Wissenschaftliche Forschungen sehen seit Neuestem eine Tendenz zum „greening up“ der Wälder weltweit. Demnach wächst im Allgemeinen die Waldbiomasse. Was versteckt sich hinter diesen Beobachtungen und was bedeutet das für den Regenwald?
– von Laure Hoeppli
Neugierig, wie er ist, hat der Mensch schon immer das Bedürfnis gehabt, seine Welt genau zu erkunden und zu beschreiben. Der Regenwald Amazoniens ist mysteriös und faszinierend, teils grüne Hölle, teils Paradies. Er ist unergründlich und trotz aller Forschung noch kaum verstanden. Heute bedroht ihn die Rodung zugunsten von, typischerweise, Viehhaltung oder Sojaanbau. Um die Entwaldung dieses riesigen Gebietes des Regenwaldes zu erkunden, seine Gründe zu verstehen und mit der Hoffnung, die Entwaldung einzuschränken, wird seit Anfang des letzten Jahrhunderts versucht, die Ausdehnung des Regenwalds zu erfassen.
Mit Hilfe von Satelliten ist eine präzisere Beobachtung des Waldes möglich. Dabei haben Forscher beobachtet, dass die Wachstumsperioden der Regenwälder eine Tendenz zur Verlängerung und Intensivierung erleben. In anderen Wörtern bedeutet dies, dass der Regenwald in längeren Phasen stärker wächst, als noch vor ein paar Jahrzehnten. Im wissenschaftlichen Jargon wird dies als Greening up bezeichnet.
Greening up, quod est?
Zur Analyse werden seit den 80er Jahren Daten von Satelliten gesammelt. Das funktioniert so: eine bestimmte Wellenlänge wird vom Satellit zur Erdoberfläche gestrahlt und die Rückstrahlung von der Erdoberfläche wird aufgefangen. Wieviel vom ursprünglichen Strahl von der Oberfläche reflektiert wird informiert über dessen Farbe und somit dessen Bedeckung. Das Prinzip kennen wir alle: helle Elemente spiegeln die Sonnenstrahlen ab, während dunkle die Strahlungen absorbieren (und heißer werden). Ein Baum absorbiert mehr Strahlung als eine Wüste. Aus der Messung der reflektierten Strahlung wird die grüne Fläche, die die Erdoberfläche bedeckt, gemessen. Daraus wird die Pflanzenbedeckung des Planeten abgeleitet. Mit Hilfe dieser Daten können Wissenschaftler unter anderem die Ausbreitung der Wälder feststellen.
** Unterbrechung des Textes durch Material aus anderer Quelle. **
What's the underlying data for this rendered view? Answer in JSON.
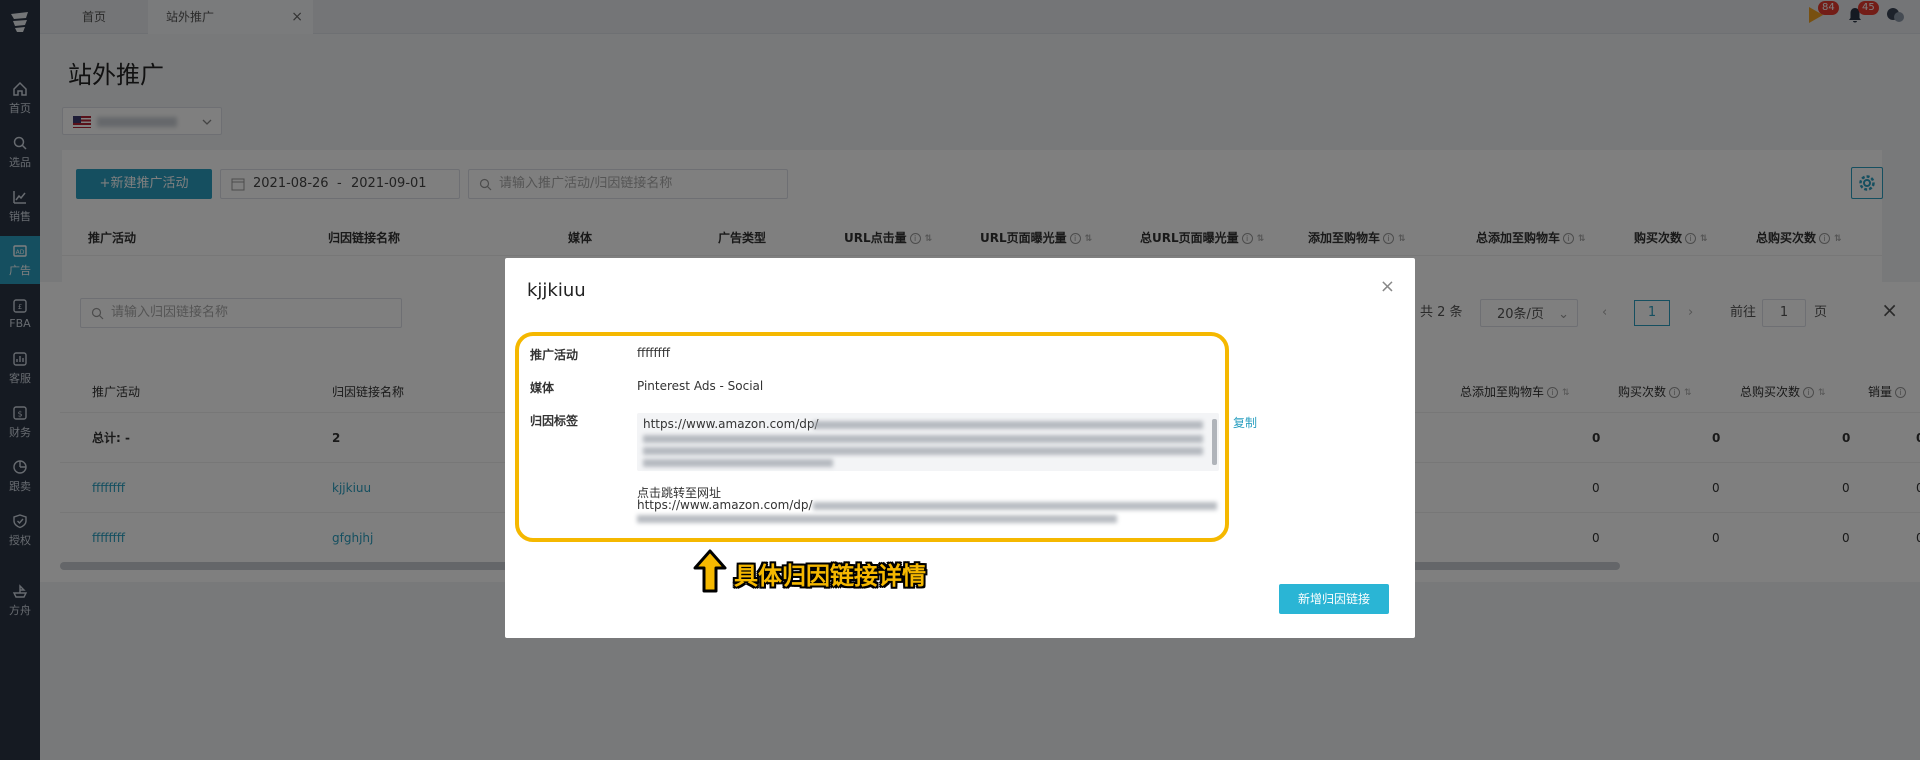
{
  "sidebar": {
    "items": [
      {
        "label": "首页",
        "icon": "home-icon"
      },
      {
        "label": "选品",
        "icon": "search-icon"
      },
      {
        "label": "销售",
        "icon": "chart-icon"
      },
      {
        "label": "广告",
        "icon": "ad-icon"
      },
      {
        "label": "FBA",
        "icon": "fba-icon"
      },
      {
        "label": "客服",
        "icon": "service-icon"
      },
      {
        "label": "财务",
        "icon": "finance-icon"
      },
      {
        "label": "跟卖",
        "icon": "pie-icon"
      },
      {
        "label": "授权",
        "icon": "shield-icon"
      },
      {
        "label": "方舟",
        "icon": "ark-icon"
      }
    ]
  },
  "tabs": [
    {
      "label": "首页"
    },
    {
      "label": "站外推广"
    }
  ],
  "tab_close": "×",
  "badges": {
    "play": "84",
    "bell": "45"
  },
  "page_title": "站外推广",
  "toolbar": {
    "new_campaign": "+新建推广活动",
    "date_start": "2021-08-26",
    "date_sep": "-",
    "date_end": "2021-09-01",
    "search_placeholder": "请输入推广活动/归因链接名称"
  },
  "table_headers": [
    "推广活动",
    "归因链接名称",
    "媒体",
    "广告类型",
    "URL点击量",
    "URL页面曝光量",
    "总URL页面曝光量",
    "添加至购物车",
    "总添加至购物车",
    "购买次数",
    "总购买次数"
  ],
  "drawer": {
    "search_placeholder": "请输入归因链接名称",
    "pager": {
      "total": "共 2 条",
      "size": "20条/页",
      "current": "1",
      "goto": "前往",
      "goto_val": "1",
      "page_unit": "页"
    },
    "close": "×",
    "headers": [
      "推广活动",
      "归因链接名称",
      "总添加至购物车",
      "购买次数",
      "总购买次数",
      "销量"
    ],
    "summary": {
      "label": "总计: -",
      "count": "2",
      "v1": "0",
      "v2": "0",
      "v3": "0",
      "v4": "0"
    },
    "rows": [
      {
        "campaign": "ffffffff",
        "link": "kjjkiuu",
        "v1": "0",
        "v2": "0",
        "v3": "0",
        "v4": "0"
      },
      {
        "campaign": "ffffffff",
        "link": "gfghjhj",
        "v1": "0",
        "v2": "0",
        "v3": "0",
        "v4": "0"
      }
    ]
  },
  "modal": {
    "title": "kjjkiuu",
    "close": "×",
    "campaign_label": "推广活动",
    "campaign_value": "ffffffff",
    "media_label": "媒体",
    "media_value": "Pinterest Ads - Social",
    "tag_label": "归因标签",
    "tag_url": "https://www.amazon.com/dp/",
    "copy": "复制",
    "jump_label": "点击跳转至网址",
    "jump_url": "https://www.amazon.com/dp/",
    "add_button": "新增归因链接"
  },
  "callout": "具体归因链接详情",
  "colors": {
    "accent": "#2a9fc0",
    "highlight": "#f5b800",
    "sidebar": "#2b3545"
  }
}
2016 publizierte Zaichun Zhu aus dem Center for Excellence in Tibetan Plateau Earth Science in Beijing zusammen mit Wissenschaftlern aus der ganzen Welt Forschungsergebnisse über einen umfangreichen Vergleich von Satellitendaten der Erdoberfläche, die zwischen 1982 und 2009 entstanden sind(1). Dabei wurde eine langfristige und weitverbreitete Änderung der von Pflanzen bedeckten Erdoberfläche beobachtet, was auf eine Intensivierung der Wachstumsperiode der Wälder zurückzuführen ist. Die Biomasse dehnt sich aus, die Erdoberfläche wird grüner, es ist das Greening up.
Die Einflussfaktoren
Der Hauptfaktor des Greening up im Regenwald Südamerikas wurde in Klimamodellen als die erhöhte Kohlenstoffkonzentration in der Atmosphäre identifiziert. Der Kohlenstoff wird von der Biomasse durch die Photosynthese als Energiequelle aufgenommen. Somit hat der Wald mehr Energie zur Verfügung und kann schneller und effizienter wachsen.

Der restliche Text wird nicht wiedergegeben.